Name: Bethany Bijonowski
Nationality: United States
University: Northern Illinois University
Degree: French/Spanish Translation
Occupation: Tutor at Northern Illinois University
Languages spoken: English, French (advanced) and Spanish (advanced)
Past travel experience: Moderate
Volunteer Abroad: Teaching English, French or Spanish in Rabat, Morocco
Duration: 4 weeks
Start month: May 2015
Claim to fame: Last summer Bethany volunteered Peru where she taught English to schoolchildren.
Why did you decide to become a UBELONG volunteer?
Traveling is such an important part of life, but I didn’t want to be just another tourist. I love the idea of giving back to place and getting involved in the community. I think that the only way to truly understand a culture is to completely adopt it, and the only way to do that is to get involved. I chose UBELONG specifically because I had read excellent reviews of the programs and previous volunteers had felt like they were really making a difference. Having completed my journey with UBELONG, I count myself among those who had an excellent experience.
What is your favorite memory?
I had so many awesome experiences in Morocco it’s difficult to chose just one. I was fortunate enough to be able to travel on weekends so I got a taste of the country as a whole. I loved visiting the cedar forest in Azrou and I definitely recommend it to animal lovers! Surprisingly, there’s a large troop of rather mischievous monkeys who demand to be fed peanuts. I was also able to go on a camel ride through the Sahara and it was one of the most amazing things I have ever done. I thought seeing the sun set in the dunes was incredible but seeing the sky full of stars afterward took my breath away.

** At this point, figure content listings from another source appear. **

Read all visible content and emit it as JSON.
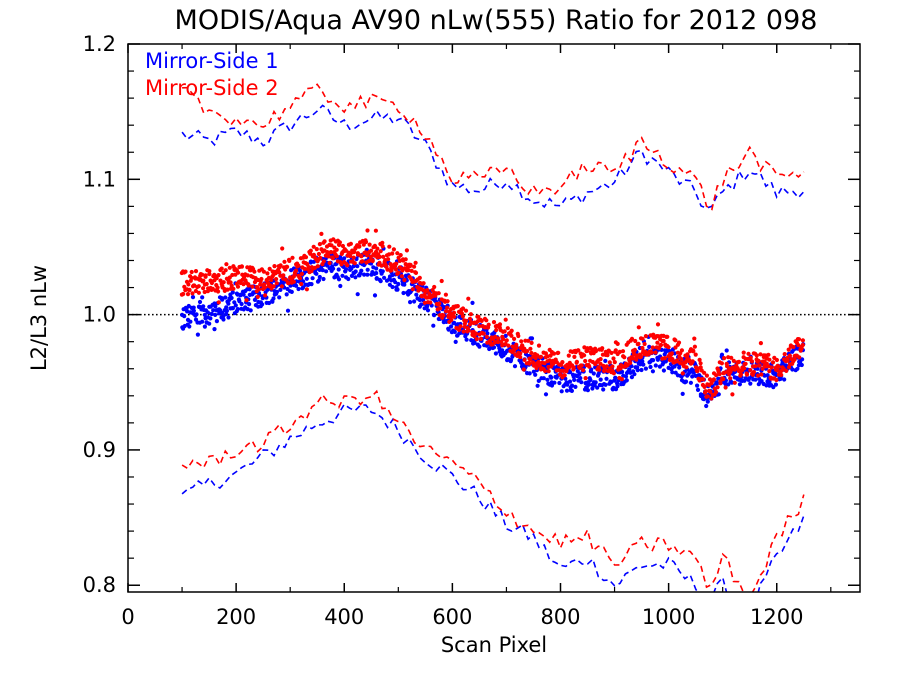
{
  "chart_data": {
    "type": "scatter",
    "title": "MODIS/Aqua AV90 nLw(555) Ratio for 2012 098",
    "xlabel": "Scan Pixel",
    "ylabel": "L2/L3 nLw",
    "xlim": [
      0,
      1354
    ],
    "ylim": [
      0.795,
      1.2
    ],
    "x_ticks": [
      0,
      200,
      400,
      600,
      800,
      1000,
      1200
    ],
    "y_ticks": [
      0.8,
      0.9,
      1.0,
      1.1,
      1.2
    ],
    "x_tick_labels": [
      "0",
      "200",
      "400",
      "600",
      "800",
      "1000",
      "1200"
    ],
    "y_tick_labels": [
      "0.8",
      "0.9",
      "1.0",
      "1.1",
      "1.2"
    ],
    "reference_line": {
      "y": 1.0,
      "style": "dotted",
      "color": "#000000"
    },
    "legend_position": "top-left",
    "series": [
      {
        "name": "Mirror-Side 1",
        "color": "#0000ff",
        "points_x": [
          100,
          150,
          200,
          250,
          300,
          350,
          375,
          400,
          450,
          500,
          550,
          600,
          650,
          700,
          750,
          800,
          850,
          900,
          950,
          1000,
          1050,
          1075,
          1100,
          1150,
          1200,
          1250
        ],
        "points_y": [
          0.998,
          1.002,
          1.008,
          1.015,
          1.025,
          1.032,
          1.037,
          1.033,
          1.038,
          1.025,
          1.012,
          0.995,
          0.985,
          0.975,
          0.962,
          0.952,
          0.953,
          0.952,
          0.968,
          0.965,
          0.955,
          0.938,
          0.955,
          0.958,
          0.955,
          0.972
        ],
        "upper_x": [
          100,
          150,
          200,
          250,
          300,
          350,
          400,
          450,
          500,
          550,
          600,
          650,
          700,
          750,
          800,
          850,
          900,
          950,
          1000,
          1050,
          1075,
          1100,
          1150,
          1200,
          1250
        ],
        "upper_y": [
          1.133,
          1.128,
          1.135,
          1.128,
          1.14,
          1.152,
          1.14,
          1.145,
          1.145,
          1.125,
          1.095,
          1.092,
          1.1,
          1.085,
          1.08,
          1.09,
          1.098,
          1.12,
          1.105,
          1.09,
          1.075,
          1.09,
          1.108,
          1.09,
          1.093
        ],
        "lower_x": [
          100,
          150,
          200,
          250,
          300,
          350,
          400,
          450,
          500,
          550,
          600,
          650,
          700,
          750,
          800,
          850,
          900,
          950,
          1000,
          1050,
          1075,
          1100,
          1150,
          1200,
          1250
        ],
        "lower_y": [
          0.865,
          0.875,
          0.882,
          0.895,
          0.908,
          0.92,
          0.928,
          0.93,
          0.915,
          0.895,
          0.88,
          0.865,
          0.845,
          0.835,
          0.812,
          0.82,
          0.8,
          0.815,
          0.815,
          0.8,
          0.79,
          0.8,
          0.78,
          0.82,
          0.848
        ]
      },
      {
        "name": "Mirror-Side 2",
        "color": "#ff0000",
        "points_x": [
          100,
          150,
          200,
          250,
          300,
          350,
          375,
          400,
          450,
          500,
          550,
          600,
          650,
          700,
          750,
          800,
          850,
          900,
          950,
          1000,
          1050,
          1075,
          1100,
          1150,
          1200,
          1250
        ],
        "points_y": [
          1.023,
          1.025,
          1.028,
          1.025,
          1.032,
          1.043,
          1.05,
          1.045,
          1.048,
          1.038,
          1.018,
          1.0,
          0.99,
          0.982,
          0.97,
          0.962,
          0.968,
          0.965,
          0.978,
          0.975,
          0.965,
          0.942,
          0.96,
          0.965,
          0.96,
          0.98
        ],
        "upper_x": [
          100,
          150,
          200,
          250,
          300,
          350,
          400,
          450,
          500,
          550,
          600,
          650,
          700,
          750,
          800,
          850,
          900,
          950,
          1000,
          1050,
          1075,
          1100,
          1150,
          1200,
          1250
        ],
        "upper_y": [
          1.165,
          1.15,
          1.145,
          1.14,
          1.155,
          1.165,
          1.155,
          1.157,
          1.155,
          1.135,
          1.1,
          1.1,
          1.108,
          1.09,
          1.095,
          1.11,
          1.105,
          1.128,
          1.113,
          1.1,
          1.078,
          1.1,
          1.12,
          1.1,
          1.105
        ],
        "lower_x": [
          100,
          150,
          200,
          250,
          300,
          350,
          400,
          450,
          500,
          550,
          600,
          650,
          700,
          750,
          800,
          850,
          900,
          950,
          1000,
          1050,
          1075,
          1100,
          1150,
          1200,
          1250
        ],
        "lower_y": [
          0.89,
          0.89,
          0.9,
          0.905,
          0.918,
          0.935,
          0.935,
          0.942,
          0.92,
          0.9,
          0.89,
          0.875,
          0.855,
          0.84,
          0.832,
          0.835,
          0.815,
          0.83,
          0.83,
          0.82,
          0.795,
          0.82,
          0.79,
          0.835,
          0.862
        ]
      }
    ]
  }
}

Tell me about somebody you met who impressed you?
Everywhere I turned I was impressed by people. I was surrounded by people who had started their own non for profits because they wanted to see change in their country. I was most impressed by the lady who ran my project, a non-profit dedicated to providing kindergarten classes for families that cannot afford it on their own, so that these kids don’t fall behind when they enter mainstream schools.
What did you think about the food?
The food was indescribable. Between the mint tea and the tagine I was in heaven. I don’t think I encountered one dish that I didn’t like. There are a bunch of differences between Moroccan and western cuisine and eating habits and it shows how much more important food and family time is in the Moroccan culture. It brings everyone together to share one plate!